I am writing this in response to an article posted on the New Statesman a few days back, penned by Mehdi Hasan. Clearly it has riled me enough to get me back to keyboard warrioring my way out of my reading list, so here goes.
On reflection, what I – and I would imagine many other feminists – found concerning was not the fact that Mehdi is a man, and of course I do not wish to preclude him or anyone else from having opinions on ‘women’s issues’ because of one bothersome little chromosome. No, rather it is this. He will never find himself in a position where he has to choose between giving birth to a child he doesn’t want, or terminating the development of that child. Nor will he ever have to read opinions like his being fired back at him about how awe-inspiring it is to see your child-to-be on an ultrasound scan; he will never be made to feel demonised for choosing what will keep his life from becoming materially, emotionally, psychologically worse.
In his piece, Mehdi cites a statistic from a recent YouGov poll showing that 49% of women support a restriction on the current abortion time limit. What I’d like to know is how many women from that 49% also come from comfortable backgrounds where access to family planning advice and contraception was adequate and unwanted pregnancies posed no threat to their or their families’ well-being. Respondents of this sort, like Mehdi himself, desperately need to take a step back from their own circumstances to see why abortion services are so important to people in much more disadvantaged and, dare I say it, vulnerable positions than them.
And that’s another thing – making out that the unborn are the weakest and most vulnerable in our society is a cheap shot at those on the left who do support the rights of women and girls and other wombed people and their families to do what’s best for them in their situation. What Mehdi seems to have overlooked in appealing to other lefties to stop questioning his own left-wing credentials is that we often tend to think of abortion as an option that needs to be there for people as part of the safety net that makes up a state looking out for its members’ best interests. Many of us do indeed feel a duty to make the world a better place for all the people in it. If you think that a foetus in the womb is of the same status as a person in the world then there is very, very much to be done to make damn sure that the world is one that’s worth coming into.
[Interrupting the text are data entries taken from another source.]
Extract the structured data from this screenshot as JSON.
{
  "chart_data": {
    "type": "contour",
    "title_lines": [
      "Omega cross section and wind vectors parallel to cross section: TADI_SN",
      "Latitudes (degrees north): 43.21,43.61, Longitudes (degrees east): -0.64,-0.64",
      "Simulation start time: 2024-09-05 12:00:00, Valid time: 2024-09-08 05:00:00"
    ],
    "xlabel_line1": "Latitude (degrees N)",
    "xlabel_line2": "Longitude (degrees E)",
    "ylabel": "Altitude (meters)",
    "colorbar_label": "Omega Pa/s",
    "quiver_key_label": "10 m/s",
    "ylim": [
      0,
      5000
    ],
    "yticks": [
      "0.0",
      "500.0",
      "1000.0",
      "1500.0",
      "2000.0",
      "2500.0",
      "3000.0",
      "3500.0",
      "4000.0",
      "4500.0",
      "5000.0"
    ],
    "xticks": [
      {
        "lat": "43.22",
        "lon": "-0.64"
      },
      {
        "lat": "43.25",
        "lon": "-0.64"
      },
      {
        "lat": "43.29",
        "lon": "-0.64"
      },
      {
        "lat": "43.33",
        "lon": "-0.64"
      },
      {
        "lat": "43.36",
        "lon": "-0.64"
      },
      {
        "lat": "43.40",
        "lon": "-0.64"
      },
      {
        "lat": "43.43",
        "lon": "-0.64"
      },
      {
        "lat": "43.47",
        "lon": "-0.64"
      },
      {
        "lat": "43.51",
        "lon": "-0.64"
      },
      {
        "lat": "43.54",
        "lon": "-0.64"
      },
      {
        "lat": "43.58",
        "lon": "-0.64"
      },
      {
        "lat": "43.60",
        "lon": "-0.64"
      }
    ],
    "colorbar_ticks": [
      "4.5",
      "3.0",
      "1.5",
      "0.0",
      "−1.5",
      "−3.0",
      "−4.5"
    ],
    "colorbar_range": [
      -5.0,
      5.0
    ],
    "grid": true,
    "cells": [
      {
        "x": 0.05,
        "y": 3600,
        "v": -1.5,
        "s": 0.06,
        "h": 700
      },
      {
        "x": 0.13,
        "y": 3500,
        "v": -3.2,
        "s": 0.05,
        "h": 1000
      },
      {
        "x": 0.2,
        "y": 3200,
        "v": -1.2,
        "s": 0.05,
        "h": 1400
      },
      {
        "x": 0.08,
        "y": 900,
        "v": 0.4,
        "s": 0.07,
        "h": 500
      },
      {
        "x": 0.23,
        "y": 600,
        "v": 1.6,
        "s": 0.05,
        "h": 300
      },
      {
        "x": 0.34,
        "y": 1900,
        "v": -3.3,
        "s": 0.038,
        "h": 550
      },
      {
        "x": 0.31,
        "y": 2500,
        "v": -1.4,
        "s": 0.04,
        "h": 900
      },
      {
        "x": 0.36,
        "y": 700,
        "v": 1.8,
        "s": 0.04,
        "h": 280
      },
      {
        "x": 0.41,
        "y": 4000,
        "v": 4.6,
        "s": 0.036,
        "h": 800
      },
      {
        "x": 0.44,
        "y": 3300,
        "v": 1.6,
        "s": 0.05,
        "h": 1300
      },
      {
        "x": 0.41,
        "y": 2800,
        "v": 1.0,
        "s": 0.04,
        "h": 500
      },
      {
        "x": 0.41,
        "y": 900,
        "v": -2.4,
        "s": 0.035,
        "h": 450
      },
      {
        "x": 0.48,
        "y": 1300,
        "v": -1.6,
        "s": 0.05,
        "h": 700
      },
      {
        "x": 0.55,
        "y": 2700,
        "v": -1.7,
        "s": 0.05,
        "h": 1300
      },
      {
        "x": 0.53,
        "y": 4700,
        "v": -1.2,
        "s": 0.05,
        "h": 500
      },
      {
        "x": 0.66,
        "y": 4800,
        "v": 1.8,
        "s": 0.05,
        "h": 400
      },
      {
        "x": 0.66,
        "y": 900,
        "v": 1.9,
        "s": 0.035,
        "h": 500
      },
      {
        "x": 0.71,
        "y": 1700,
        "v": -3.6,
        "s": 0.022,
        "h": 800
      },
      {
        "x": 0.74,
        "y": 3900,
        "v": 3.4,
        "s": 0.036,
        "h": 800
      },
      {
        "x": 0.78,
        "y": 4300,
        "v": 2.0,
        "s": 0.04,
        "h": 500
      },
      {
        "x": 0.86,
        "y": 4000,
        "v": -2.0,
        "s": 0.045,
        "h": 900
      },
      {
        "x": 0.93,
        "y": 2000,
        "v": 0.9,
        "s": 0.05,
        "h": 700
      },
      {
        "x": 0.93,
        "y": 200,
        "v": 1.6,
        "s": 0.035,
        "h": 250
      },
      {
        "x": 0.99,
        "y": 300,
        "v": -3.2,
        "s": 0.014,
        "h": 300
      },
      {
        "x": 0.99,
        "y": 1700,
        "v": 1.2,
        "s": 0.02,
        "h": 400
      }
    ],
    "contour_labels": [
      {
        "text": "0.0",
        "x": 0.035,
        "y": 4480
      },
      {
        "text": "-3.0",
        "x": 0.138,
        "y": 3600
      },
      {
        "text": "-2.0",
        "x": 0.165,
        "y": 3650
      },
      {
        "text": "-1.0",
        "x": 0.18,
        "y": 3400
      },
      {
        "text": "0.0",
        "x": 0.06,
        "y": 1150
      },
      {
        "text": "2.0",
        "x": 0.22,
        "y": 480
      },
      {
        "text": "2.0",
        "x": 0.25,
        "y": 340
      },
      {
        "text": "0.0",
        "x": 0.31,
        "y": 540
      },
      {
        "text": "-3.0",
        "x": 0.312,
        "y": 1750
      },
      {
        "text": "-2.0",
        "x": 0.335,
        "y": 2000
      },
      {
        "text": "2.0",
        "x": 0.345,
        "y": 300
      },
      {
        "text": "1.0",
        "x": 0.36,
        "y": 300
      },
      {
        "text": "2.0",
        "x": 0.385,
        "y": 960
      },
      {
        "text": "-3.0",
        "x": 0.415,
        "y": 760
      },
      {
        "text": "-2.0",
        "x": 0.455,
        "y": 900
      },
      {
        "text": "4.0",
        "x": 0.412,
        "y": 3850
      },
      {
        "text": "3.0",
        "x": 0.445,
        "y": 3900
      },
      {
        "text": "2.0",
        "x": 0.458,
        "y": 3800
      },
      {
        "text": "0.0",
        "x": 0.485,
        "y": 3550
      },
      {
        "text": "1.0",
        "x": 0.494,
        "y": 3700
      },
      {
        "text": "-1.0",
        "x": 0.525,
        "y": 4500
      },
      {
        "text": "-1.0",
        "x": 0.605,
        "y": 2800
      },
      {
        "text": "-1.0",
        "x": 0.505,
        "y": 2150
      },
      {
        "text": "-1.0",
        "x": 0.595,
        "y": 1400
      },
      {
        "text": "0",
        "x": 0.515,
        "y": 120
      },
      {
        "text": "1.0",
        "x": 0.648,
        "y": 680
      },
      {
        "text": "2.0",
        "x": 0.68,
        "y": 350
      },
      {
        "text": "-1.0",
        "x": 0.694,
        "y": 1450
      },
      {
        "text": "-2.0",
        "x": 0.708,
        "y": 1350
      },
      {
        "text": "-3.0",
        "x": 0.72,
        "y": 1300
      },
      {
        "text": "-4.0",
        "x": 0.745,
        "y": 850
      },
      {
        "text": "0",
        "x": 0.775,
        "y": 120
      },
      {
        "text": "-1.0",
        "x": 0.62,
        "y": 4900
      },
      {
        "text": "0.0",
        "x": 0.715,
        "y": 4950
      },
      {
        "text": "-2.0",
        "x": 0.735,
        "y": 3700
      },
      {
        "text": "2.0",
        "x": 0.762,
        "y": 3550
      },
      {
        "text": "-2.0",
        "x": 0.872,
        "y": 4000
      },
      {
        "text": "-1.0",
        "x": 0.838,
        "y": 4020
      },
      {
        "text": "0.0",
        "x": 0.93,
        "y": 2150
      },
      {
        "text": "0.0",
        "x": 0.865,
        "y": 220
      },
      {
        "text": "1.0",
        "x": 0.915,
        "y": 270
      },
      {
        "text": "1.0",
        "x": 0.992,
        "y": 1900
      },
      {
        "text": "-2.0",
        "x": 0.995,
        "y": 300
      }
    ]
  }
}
Even having said that, however, we are still faced with the fundamentals of the situation. That is, for Mehdi, the foetal right to life trumps the woman’s* choice not to bear children, and for me, the reverse. Even in a perfect world where all people had access to good family planning services and contraception, as well as all the other necessities involved in a decent basic standard of living, who is to say that it will never be the case that an expecting mother might have a drastic change of heart? I don’t usually think of myself as radically right-wing but if that’s what supporting a woman’s* right to have an abortion up to 24 weeks makes me then so be it. As much as the right want to deny it, it is possible to be leftwing and have a desire to protect and cultivate individual autonomy and agency; respect for the individual is crucial, as far as I’m concerned, to any credible left movement. I find it particularly uncharitable to paint so many well-intentioned lefty people as rampant individualists with no concern for the voiceless and vulnerable; even more so when he finds the audacity to brand me ‘selfish’ for having contemplated the possibility that had I somehow, due to some grave and unforeseen misfortune, fallen pregnant while still in full-time education, I would have decided to go ahead with an abortion. Perhaps we need better information about, and greater insight into who exactly is getting abortions, especially later on within the restriction period, but my hunch is that this group is not one populated exclusively by whimsy, frivolous women who, at the end of the first trimester decided that the responsibility of a child was really just too much – they couldn’t be bothered, so a little casual infanticide would do the trick.
Nor do I think for one second that it is entirely populated by career-driven wannabe CEOs who see their future chances of a career flushed down the pan with the first glimpse of kids on the horizon. It was this that infuriated me most; the charge that pro-choice feminists have betrayed their roots by heralding abortion as the modern woman’s way into a man’s world. What an insulting load of horse manure. The pro-choice movement is not one characterised by succumbing to “a system devised and run by men for male convenience” and quite rightly, too. It is about respecting the fact that people have to make decisions about the best possible way to live their lives, which, upsetting as it may be (more for us, I might add, than the developing foetus), may entail choosing to end a pregnancy. I don’t think it’s right or fair to characterise that ‘choice’ as ‘fetishised’ or ‘individualistic’; if we genuinely want to take abortion out of the left/right dichotomy, not pointing those fingers of blame would be a good first step.